Guerre en Ukraine
La fin de l'accord sur les exportations ukrainiennes inquiète les marchés

Christophe Soulard
-

Après maintes tergiversations, Moscou a finalement décidé de ne pas reconduire l’accord sur l’exportation des céréales ukrainiennes via la Mer Noire.

La fin de l'accord sur les exportations ukrainiennes inquiète les marchés
La remise en cause de l'accord d'Istanbul de juillet 2022 par la Russie bouleverse à nouveau les marchés internationaux des céréales. (Crédit BKF 92)

La diplomatie russe avait de nombreuses fois brandi la menace de mettre un terme à l’accord sur les exportations de céréales ukrainiennes conclut il y a un an, systématiquement quelques jours avant l’arrivée de l’échéance. Ce fut le cas en novembre 2022, puis en mars dernier puis en mai. L’accord qui était initialement prévu pour 120 jours avait été réduit à 60 jours à partir du mois de mars. Le 18 juillet, il est devenu caduc. Sa reconduction a capoté pour trois raisons principales : d’abord, Vladimir Poutine se plaint d’entraves à ses propres livraisons de produits agricoles, notamment de l’exportation d’engrais. Il est vrai que l’accord du 22 juillet 2022 prévoyait de lever les obstacles à ces exportations mais aussi de faciliter les transactions financières de la Banque agricole russe. Des points qui n’ont pas été respectés selon le Kremlin. Ensuite, Moscou exigeait la remise en service du pipeline d’ammoniac Togliatti-Odessa. Ce dernier qui acheminait 2,5 millions de tonnes d’ammoniac russe par an, depuis la région de la Volga jusqu’au port ukrainien de Pivdennyi, sur la mer Noire, a été endommagé début juin. Tant Kiev que Moscou se sont rejeté la responsabilité de sa destruction.

Nouvelles exigences

Autre point de crispation : le fait que l’un des points saillants de cet accord, à savoir la livraison de céréales aux pays dans le besoin, notamment africains, ne pèse qu’une part minime : seulement 3 % des 32 millions de tonnes livrées par Kiev depuis un an, a confié, le 15 juillet, le chef du Kremlin auprès de son homologue sud-africain Cyril Ramaphosa. L’Union européenne conteste ce chiffre, estimant au contraire qu’il atteint 49 %. Ces principales exigences ont été complétées par de nouvelles, comme la reprise des livraisons de machines agricoles, celle des pièces détachées et des services ou encore la levée des restrictions sur l’assurance et la réassurance, etc. Le porte-parole du Kremlin, Dmitri Peskov, a indiqué que « dès que la partie (des accords) concernant la Russie sera satisfaite, la Russie reviendra immédiatement à l’accord sur les céréales ». Quelles pourraient être les conséquences de ce blocage ? Il faut s’attendre à un renchérissement des matières premières agricoles, notamment le blé et le maïs. Au début de la guerre en Ukraine, les cours avaient rapidement doublé. Situés autour de 240 euros/tonne au 15 juillet, ils devraient immanquablement grimper car la ressource sera moindre et les cours de transports (par voie ferroviaire) seront plus longs et donc plus coûteux. De plus, les pays de l’Est européen (Pologne, Hongrie, Roumanie…) sont excédés de voir leurs marchés inondés de céréales ukrainiennes. Ce qui pourrait raviver quelques tensions intra-européennes.

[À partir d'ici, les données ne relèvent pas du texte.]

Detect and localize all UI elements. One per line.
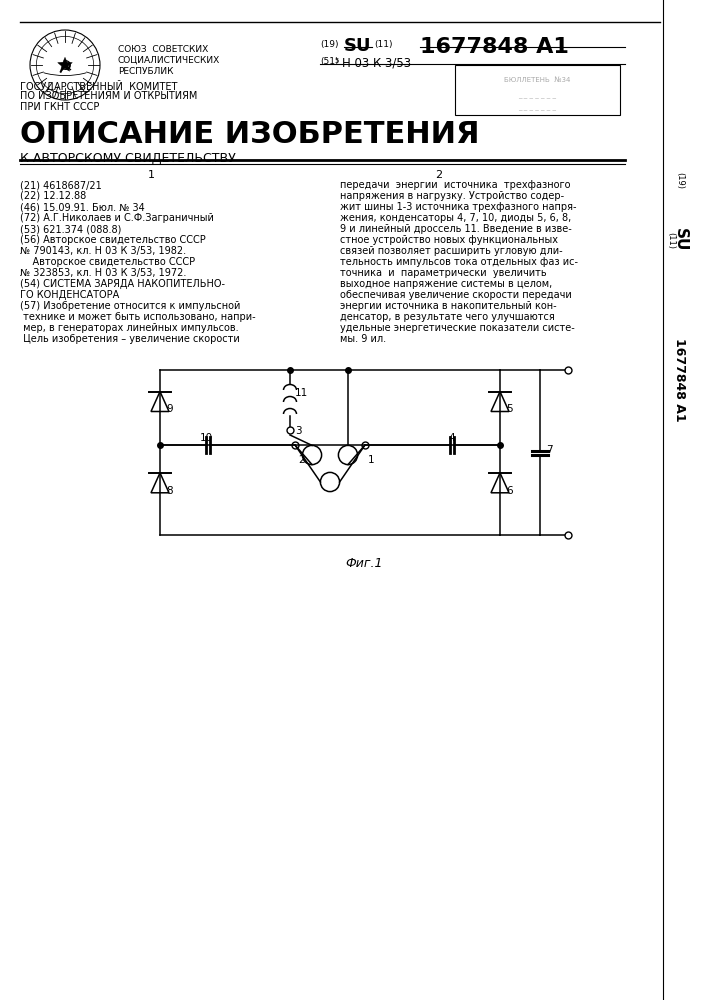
Text: БЮЛЛЕТЕНЬ  №34: БЮЛЛЕТЕНЬ №34 bbox=[504, 77, 571, 83]
Text: 5: 5 bbox=[506, 404, 513, 414]
Text: 9 и линейный дроссель 11. Введение в изве-: 9 и линейный дроссель 11. Введение в изв… bbox=[340, 224, 572, 234]
Text: 1677848 A1: 1677848 A1 bbox=[420, 37, 569, 57]
Text: (22) 12.12.88: (22) 12.12.88 bbox=[20, 191, 86, 201]
Text: передачи  энергии  источника  трехфазного: передачи энергии источника трехфазного bbox=[340, 180, 571, 190]
Text: жит шины 1-3 источника трехфазного напря-: жит шины 1-3 источника трехфазного напря… bbox=[340, 202, 576, 212]
Text: 6: 6 bbox=[506, 486, 513, 496]
Text: 9: 9 bbox=[166, 404, 173, 414]
Text: ПО ИЗОБРЕТЕНИЯМ И ОТКРЫТИЯМ: ПО ИЗОБРЕТЕНИЯМ И ОТКРЫТИЯМ bbox=[20, 91, 197, 101]
Text: точника  и  параметрически  увеличить: точника и параметрически увеличить bbox=[340, 268, 547, 278]
Text: 5: 5 bbox=[334, 58, 339, 64]
Text: № 323853, кл. Н 03 К 3/53, 1972.: № 323853, кл. Н 03 К 3/53, 1972. bbox=[20, 268, 187, 278]
Text: 1677848 А1: 1677848 А1 bbox=[674, 338, 686, 422]
Text: СОЮЗ  СОВЕТСКИХ: СОЮЗ СОВЕТСКИХ bbox=[118, 45, 209, 54]
Text: удельные энергетические показатели систе-: удельные энергетические показатели систе… bbox=[340, 323, 575, 333]
Text: выходное напряжение системы в целом,: выходное напряжение системы в целом, bbox=[340, 279, 552, 289]
Text: (46) 15.09.91. Бюл. № 34: (46) 15.09.91. Бюл. № 34 bbox=[20, 202, 145, 212]
Text: мер, в генераторах линейных импульсов.: мер, в генераторах линейных импульсов. bbox=[20, 323, 239, 333]
Text: СОЦИАЛИСТИЧЕСКИХ: СОЦИАЛИСТИЧЕСКИХ bbox=[118, 56, 221, 65]
Text: ГОСУДАРСТВЕННЫЙ  КОМИТЕТ: ГОСУДАРСТВЕННЫЙ КОМИТЕТ bbox=[20, 80, 177, 92]
Text: (56) Авторское свидетельство СССР: (56) Авторское свидетельство СССР bbox=[20, 235, 206, 245]
Text: 11: 11 bbox=[295, 388, 308, 398]
Text: ПРИ ГКНТ СССР: ПРИ ГКНТ СССР bbox=[20, 102, 100, 112]
Text: (51): (51) bbox=[320, 57, 339, 66]
Text: денсатор, в результате чего улучшаются: денсатор, в результате чего улучшаются bbox=[340, 312, 555, 322]
Text: 8: 8 bbox=[166, 486, 173, 496]
Text: 3: 3 bbox=[295, 426, 302, 436]
Text: стное устройство новых функциональных: стное устройство новых функциональных bbox=[340, 235, 558, 245]
Polygon shape bbox=[151, 473, 169, 493]
Text: (72) А.Г.Николаев и С.Ф.Заграничный: (72) А.Г.Николаев и С.Ф.Заграничный bbox=[20, 213, 214, 223]
Text: К АВТОРСКОМУ СВИДЕТЕЛЬСТВУ: К АВТОРСКОМУ СВИДЕТЕЛЬСТВУ bbox=[20, 152, 235, 165]
Text: Фиг.1: Фиг.1 bbox=[345, 557, 382, 570]
Text: 2: 2 bbox=[298, 455, 305, 465]
Text: ОПИСАНИЕ ИЗОБРЕТЕНИЯ: ОПИСАНИЕ ИЗОБРЕТЕНИЯ bbox=[20, 120, 479, 149]
Text: SU: SU bbox=[344, 37, 371, 55]
Text: энергии источника в накопительный кон-: энергии источника в накопительный кон- bbox=[340, 301, 556, 311]
Text: ☭: ☭ bbox=[57, 59, 72, 77]
Text: 10: 10 bbox=[200, 433, 213, 443]
Text: РЕСПУБЛИК: РЕСПУБЛИК bbox=[118, 67, 173, 76]
Text: (53) 621.374 (088.8): (53) 621.374 (088.8) bbox=[20, 224, 122, 234]
Text: 1: 1 bbox=[148, 170, 155, 180]
Text: (19): (19) bbox=[675, 172, 684, 188]
Text: (57) Изобретение относится к импульсной: (57) Изобретение относится к импульсной bbox=[20, 301, 240, 311]
Text: Авторское свидетельство СССР: Авторское свидетельство СССР bbox=[20, 257, 195, 267]
Text: жения, конденсаторы 4, 7, 10, диоды 5, 6, 8,: жения, конденсаторы 4, 7, 10, диоды 5, 6… bbox=[340, 213, 571, 223]
Polygon shape bbox=[58, 57, 72, 71]
Polygon shape bbox=[151, 391, 169, 412]
Text: (19): (19) bbox=[320, 40, 339, 49]
Text: 4: 4 bbox=[448, 433, 455, 443]
Text: SU: SU bbox=[672, 228, 687, 252]
Text: 2: 2 bbox=[435, 170, 442, 180]
Text: мы. 9 ил.: мы. 9 ил. bbox=[340, 334, 386, 344]
Text: 1: 1 bbox=[368, 455, 375, 465]
Text: (54) СИСТЕМА ЗАРЯДА НАКОПИТЕЛЬНО-: (54) СИСТЕМА ЗАРЯДА НАКОПИТЕЛЬНО- bbox=[20, 279, 225, 289]
Text: (11): (11) bbox=[667, 232, 675, 248]
Text: (11): (11) bbox=[374, 40, 392, 49]
Text: _ _ _ _ _ _ _: _ _ _ _ _ _ _ bbox=[518, 92, 556, 98]
Text: связей позволяет расширить угловую дли-: связей позволяет расширить угловую дли- bbox=[340, 246, 563, 256]
Text: обеспечивая увеличение скорости передачи: обеспечивая увеличение скорости передачи bbox=[340, 290, 572, 300]
Text: тельность импульсов тока отдельных фаз ис-: тельность импульсов тока отдельных фаз и… bbox=[340, 257, 578, 267]
Polygon shape bbox=[491, 391, 509, 412]
Text: технике и может быть использовано, напри-: технике и может быть использовано, напри… bbox=[20, 312, 256, 322]
Text: _ _ _ _ _ _ _: _ _ _ _ _ _ _ bbox=[518, 104, 556, 110]
Text: 7: 7 bbox=[546, 445, 553, 455]
Polygon shape bbox=[491, 473, 509, 493]
Text: (21) 4618687/21: (21) 4618687/21 bbox=[20, 180, 102, 190]
Text: Н 03 К 3/53: Н 03 К 3/53 bbox=[342, 57, 411, 70]
Text: напряжения в нагрузку. Устройство содер-: напряжения в нагрузку. Устройство содер- bbox=[340, 191, 564, 201]
Text: № 790143, кл. Н 03 К 3/53, 1982.: № 790143, кл. Н 03 К 3/53, 1982. bbox=[20, 246, 186, 256]
Text: ГО КОНДЕНСАТОРА: ГО КОНДЕНСАТОРА bbox=[20, 290, 119, 300]
Text: Цель изобретения – увеличение скорости: Цель изобретения – увеличение скорости bbox=[20, 334, 240, 344]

La hausse devrait être contenue

Dès l’ouverture des marchés, les prix du blé tendre avaient déjà augmenté de +3,5 % à Chicago pour atteindre plus de 251 dollars/tonne, soit plus de 280 dollars/tonne au cours du 17 juillet. Mais selon les experts, la hausse des prix devrait être contenue et ne pas atteindre les records de 2022. Autre conséquence : selon les chiffres du Programme alimentaire mondial (PAM), les céréales ukrainiennes nourrissent environ 400 millions de personnes dans le monde. Environ 64 % du blé a été exporté vers les pays en développement, tandis que le maïs a été exporté à part presque égales vers les pays développés et les pays en développement. La caducité de l’accord rendrait les exportations vers les pays les plus pauvres très compliquées. Déjà l’ensemble des exportations de denrées alimentaires rendues possibles par l’accord a chuté d’environ trois quarts en mai 2023 par rapport à octobre 2022, car de plus en plus de compagnies ont renoncé à envoyer des navires sur des routes maritimes jugées dangereuses. Une chose est certaine : cette décision de la Russie donne le signe d’un durcissement d’un conflit qui a déjà dépassé les 500 jours. L’objectif du Kremlin est d assécher économiquement le peuple ukrainien. En le rendant dépendant des pays occidentaux qui le soutiennent militairement, Poutine trouve un argument supplémentaire pour montrer la connivence entre le bloc occidental et l’Ukraine. Ce qui lui permet aussi de justifier son « opération militaire spéciale » auprès de sa population.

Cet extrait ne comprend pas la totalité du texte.